This tutorial explains how to use Python and the pandas
library to extract matching data from two files.
import pandas as pd
Load the data from your files using pandas.read_csv()
. Assume the files are tab-separated (TSV) and encoded in Latin-1.
# Reading the first file
df1 = pd.read_csv('File1.txt', sep='\t', encoding='latin1')
# Reading the second file
df2 = pd.read_csv('File2.txt', sep='\t', encoding='latin1')
Filter rows in df2
where values in the column1
match the values in column1
of df1
.
# Extracting matching data
matching_data = df2[df2['column1'].isin(df1['column1'])]
Save the matching data to a new file.
# Saving the extracted data
matching_data.to_csv('extracted_data.txt', sep='\t', index=False)

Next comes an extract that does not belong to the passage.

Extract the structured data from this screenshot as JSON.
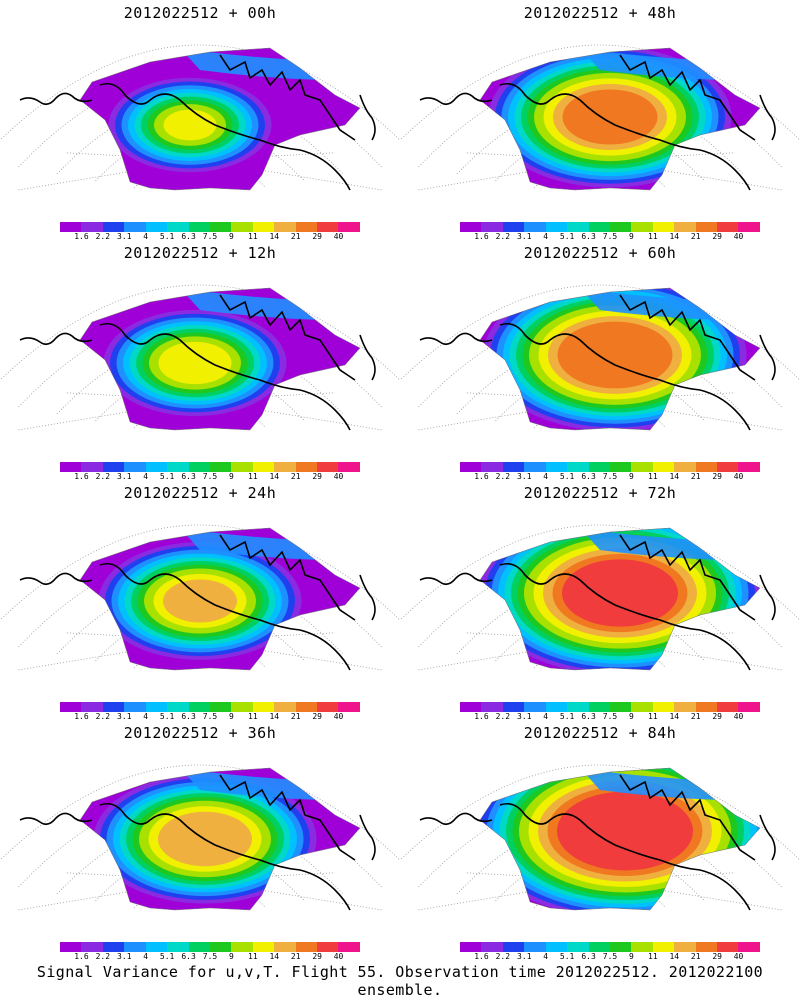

Here is an example using species data:
File1.txt (list of species to extract):
Specie
Species_A
Species_C
File2.txt (data with species and codes):
Specie Code
Species_A ABC123
Species_B DEF456
Species_C GHI789
The script will produce a file named extracted_data.txt with the following content:
Specie Code
Species_A ABC123
Species_C GHI789
Using pandas
, this script efficiently matches data between two files and saves the result in a new file. Adjust the file names, column names, and formats to suit your dataset.